Conforme destacado pelo magistrado, a própria legislação municipal classificava a Central de Triagem de Resíduos da Construção Civil como indispensável para o encerramento do lixão, diante da inexistência de outra alternativa tecnológica para a destinação do material.
Para o relator, o município interrompeu o recebimento de resíduos de particulares sem cumprir previamente essas medidas.
A prefeitura informou no recurso que iniciou a construção de pontos de entrega, implantou a coleta seletiva e abriu, em 2025, um procedimento para credenciar empresas.
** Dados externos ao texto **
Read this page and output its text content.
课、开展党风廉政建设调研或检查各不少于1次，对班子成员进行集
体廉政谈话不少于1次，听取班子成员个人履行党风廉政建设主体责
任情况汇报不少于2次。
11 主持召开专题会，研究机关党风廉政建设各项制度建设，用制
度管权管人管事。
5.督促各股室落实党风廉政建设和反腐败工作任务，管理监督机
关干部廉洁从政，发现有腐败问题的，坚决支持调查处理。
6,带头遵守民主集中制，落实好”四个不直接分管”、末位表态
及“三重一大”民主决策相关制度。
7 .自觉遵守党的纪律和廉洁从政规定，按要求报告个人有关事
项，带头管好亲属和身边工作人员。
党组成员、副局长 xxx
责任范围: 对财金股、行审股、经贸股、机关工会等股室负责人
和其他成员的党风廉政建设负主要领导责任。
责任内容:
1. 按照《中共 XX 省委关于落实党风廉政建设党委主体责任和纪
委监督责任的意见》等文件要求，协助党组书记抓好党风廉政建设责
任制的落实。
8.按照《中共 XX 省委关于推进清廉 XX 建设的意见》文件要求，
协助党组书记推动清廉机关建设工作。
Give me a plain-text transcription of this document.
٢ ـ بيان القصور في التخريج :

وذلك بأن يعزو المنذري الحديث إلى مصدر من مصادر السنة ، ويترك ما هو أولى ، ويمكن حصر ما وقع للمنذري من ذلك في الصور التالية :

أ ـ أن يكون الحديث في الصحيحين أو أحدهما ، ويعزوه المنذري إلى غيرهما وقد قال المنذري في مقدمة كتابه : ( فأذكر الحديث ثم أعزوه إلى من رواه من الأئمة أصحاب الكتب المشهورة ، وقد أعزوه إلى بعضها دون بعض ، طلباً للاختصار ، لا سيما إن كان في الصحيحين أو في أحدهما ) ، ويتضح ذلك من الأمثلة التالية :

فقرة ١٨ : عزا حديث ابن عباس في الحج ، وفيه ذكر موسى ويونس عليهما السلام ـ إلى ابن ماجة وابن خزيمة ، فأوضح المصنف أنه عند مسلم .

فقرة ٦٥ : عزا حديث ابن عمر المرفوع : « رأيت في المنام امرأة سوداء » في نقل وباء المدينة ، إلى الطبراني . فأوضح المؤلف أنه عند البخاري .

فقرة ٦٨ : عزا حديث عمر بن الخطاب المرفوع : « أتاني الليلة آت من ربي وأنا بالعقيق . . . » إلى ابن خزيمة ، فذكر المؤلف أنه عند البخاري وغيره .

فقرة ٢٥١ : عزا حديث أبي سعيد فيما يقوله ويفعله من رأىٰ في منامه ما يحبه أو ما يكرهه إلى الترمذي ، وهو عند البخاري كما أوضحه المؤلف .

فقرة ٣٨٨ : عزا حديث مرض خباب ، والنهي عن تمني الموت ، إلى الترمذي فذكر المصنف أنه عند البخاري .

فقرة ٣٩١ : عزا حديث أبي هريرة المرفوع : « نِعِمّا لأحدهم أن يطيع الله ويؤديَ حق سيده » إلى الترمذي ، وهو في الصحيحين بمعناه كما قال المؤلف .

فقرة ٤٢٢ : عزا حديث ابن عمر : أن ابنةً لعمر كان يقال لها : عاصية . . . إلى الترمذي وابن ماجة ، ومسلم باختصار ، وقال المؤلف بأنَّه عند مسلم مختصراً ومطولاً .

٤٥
O magistrado reconheceu que as ações demonstram algum esforço administrativo, mas considerou que elas não afastam a irregularidade ocorrida anteriormente.
A Prefeitura de Sorriso também sustentou que o modelo de atuação das empresas de “disk entulho” seria “parasitário” e “abusivo”. Segundo o argumento apresentado pelo município, as empresas cobrariam dos clientes pelo transporte, mas depositariam gratuitamente os resíduos no aterro público, deixando os custos da destinação final para o poder público.
O relator considerou que a discussão sobre o pagamento pelo serviço pode ser tratada pela administração municipal, inclusive mediante cobrança de tarifas ou concessão com preços regulados.
Entretanto, ressaltou que uma possível distorção financeira não autorizaria a prefeitura a encerrar unilateralmente o serviço público e encaminhar os usuários para empresas privadas não reguladas.
De acordo com os autos, a ausência de uma alternativa regular teria provocado aumento desproporcional dos custos e estimulado o descarte clandestino de entulhos.
O desembargador esclareceu que a sentença não obriga a Prefeitura de Sorriso a reabrir o antigo aterro nas mesmas condições ambientais existentes anteriormente.
A determinação é para que a administração municipal organize o sistema e garanta uma alternativa adequada, seja por meio da prestação direta do serviço em local regularizado, seja por concessão ou permissão precedida de licitação.
O parecer da Procuradoria de Justiça Especializada em Defesa Ambiental e Ordem Urbanística também foi contrário ao recurso apresentado pelo município e favorável à manutenção da sentença.